Which is a serious understatement, considering the harmony the couple has created between indoors and out, and the detailing, uniqueness and cool serenity of the garden spaces. In the back garden, a mossy-trunked old apple tree is a remnant of the earlier garden, as are the fragments they’ve excavated, like the concrete rubble dug up and used to build retaining walls. “Every rock you see came from the garden,” says Vanessa, remembering digging them up and hauling them around in buckets.

“When I bought the house, the front garden was a desert,” says Peter. And the back garden was a 45-degree slope, all grass, running right up to the house. “Now the back is a perfect rectangle of a lawn I can mow in 15 minutes,” he says with satisfaction. After leveling the lawn, the couple set in to create topography by building up terraces and pouring a concrete wall topped with a hedge of Italian cypress pruned flat into a privacy curtain.

The effectiveness of the limited color palette is on display on the back terrace, where a grouping of stark white butterfly chairs draws the eye. Is the green, white and gray color scheme a result of Peter’s modernist architectural eye? In part. Vanessa explains that she doesn’t wear colors … “I don’t do well in color,” she says. The palette they’ve chosen is restful to the eye and calming, and lets the carefully orchestrated yet simple details shine, from a row of rocks in descending sizes set along the top of a concrete bulkhead, to the junctions where the intersecting lines of materials meet.

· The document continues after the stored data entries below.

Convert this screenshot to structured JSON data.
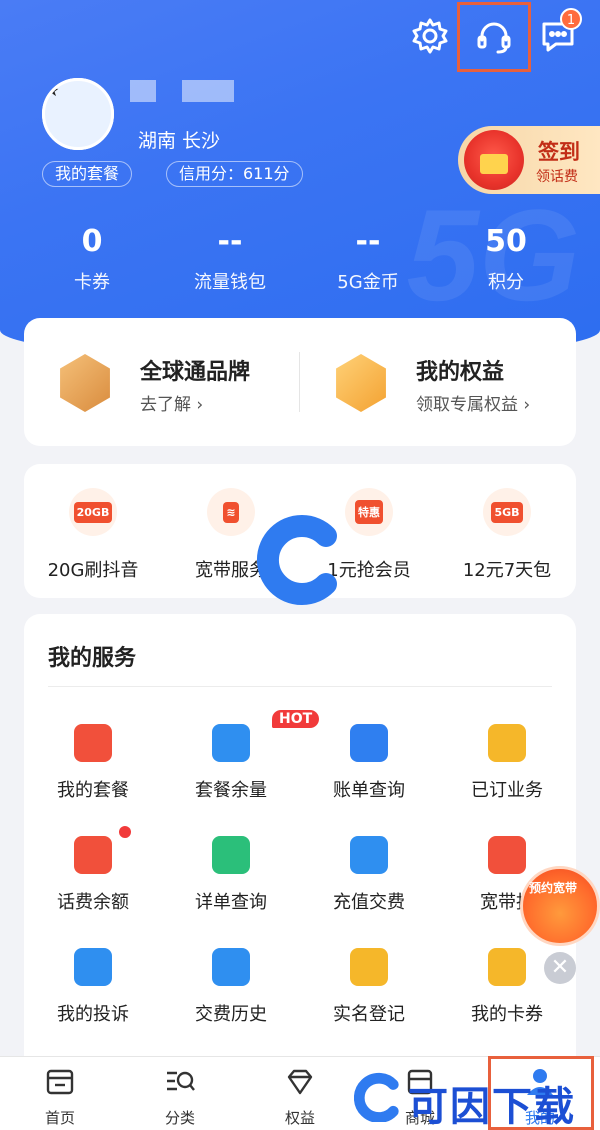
{
  "header": {
    "location": "湖南  长沙",
    "package_link": "我的套餐",
    "credit_link": "信用分：611分",
    "message_badge": "1",
    "signin": {
      "title": "签到",
      "subtitle": "领话费"
    },
    "stats": [
      {
        "value": "0",
        "label": "卡券"
      },
      {
        "value": "--",
        "label": "流量钱包"
      },
      {
        "value": "--",
        "label": "5G金币"
      },
      {
        "value": "50",
        "label": "积分"
      }
    ]
  },
  "brand": [
    {
      "title": "全球通品牌",
      "sub": "去了解 ›"
    },
    {
      "title": "我的权益",
      "sub": "领取专属权益 ›"
    }
  ],
  "promos": [
    {
      "tag": "20GB",
      "label": "20G刷抖音"
    },
    {
      "tag": "≋",
      "label": "宽带服务"
    },
    {
      "tag": "特惠",
      "label": "1元抢会员"
    },
    {
      "tag": "5GB",
      "label": "12元7天包"
    }
  ],
  "services": {
    "title": "我的服务",
    "hot": "HOT",
    "items": [
      {
        "label": "我的套餐",
        "color": "#f1503b"
      },
      {
        "label": "套餐余量",
        "color": "#2f8ff0"
      },
      {
        "label": "账单查询",
        "color": "#2f7ff0"
      },
      {
        "label": "已订业务",
        "color": "#f5b72a"
      },
      {
        "label": "话费余额",
        "color": "#f1503b"
      },
      {
        "label": "详单查询",
        "color": "#2bbf7a"
      },
      {
        "label": "充值交费",
        "color": "#2f8ff0"
      },
      {
        "label": "宽带报",
        "color": "#f1503b"
      },
      {
        "label": "我的投诉",
        "color": "#2f8ff0"
      },
      {
        "label": "交费历史",
        "color": "#2f8ff0"
      },
      {
        "label": "实名登记",
        "color": "#f5b72a"
      },
      {
        "label": "我的卡券",
        "color": "#f5b72a"
      }
    ]
  },
  "float_promo": "预约宽带",
  "watermark_text": "可因下载",
  "tabs": [
    {
      "label": "首页"
    },
    {
      "label": "分类"
    },
    {
      "label": "权益"
    },
    {
      "label": "商城"
    },
    {
      "label": "我的"
    }
  ]
}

“It’s kind of a wabi-sabi theme, with moss and found objects; nothing is polished and perfect,” says Vanessa, pointing out the gnarly old lilacs and the ancient apple tree shading the back terrace. At the other end of the terrace are a table and chairs for al fresco dining. “We have such a small dining room that we’ve added a seasonal one,” says Vanessa. She tests out recipes as part of her job, experimenting with the berries and herbs she grows in the warm sun of the front garden.

As they beat back the old laurel hedge at the back of the property, they discovered that it used to run continuously along the entire block, serving as a squirrel and raccoon highway through the neighborhood. This realization led the couple to plant the shady area that runs the back width of their garden to enhance wildlife, and now they enjoy visits from birds, bees and bats.

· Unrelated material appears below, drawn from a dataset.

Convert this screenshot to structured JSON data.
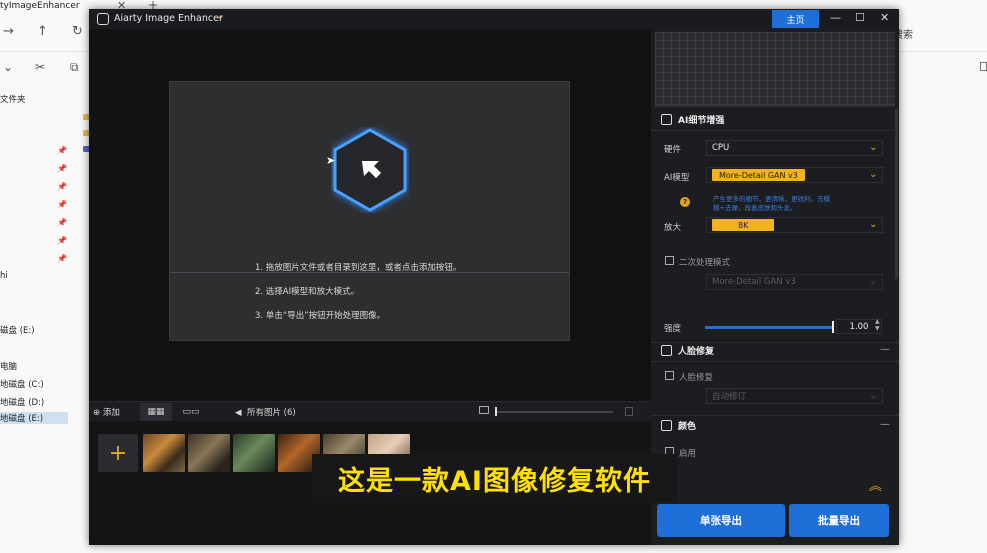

In front of the house and in back, they planted the pale, silvery drama of white-barked Himalayan birch groves (Betula utilis var. jacquemontii). As the birches grew up to create shady areas, the couple underplanted with painted ferns, hosta and ornamental grasses. Soon enough, they needed to replace the home’s tiny back windows with larger ones so they could enjoy the garden from indoors looking out.

The house has evolved along with the garden. Peter describes the home, built in the 1930s, as “a modest Cape Cod style.” He’s added pale gray cedar shingles and metal cladding and extended the back deck. The architecture extends out into the garden, with a potting shed that Peter designed and tucked into the side garden. Crushed-rock paths lead around the house to the grove of birches in front. A rusty steel sculpture is a focal point beneath the trees and, it turns out, another very personal touch. “I took welding in college back East, and hauled that piece out here with me,” says Peter.

Over the years, Peter and Vanessa have done all the work in the garden themselves, except for pouring concrete and sculpting the undulating junipers in the front rockery, which need pruning just once a year. From the old trees to the junipers, they’ve worked with what they had, and added to it, to come up with a very personal and welcoming garden of great simplicity and charm.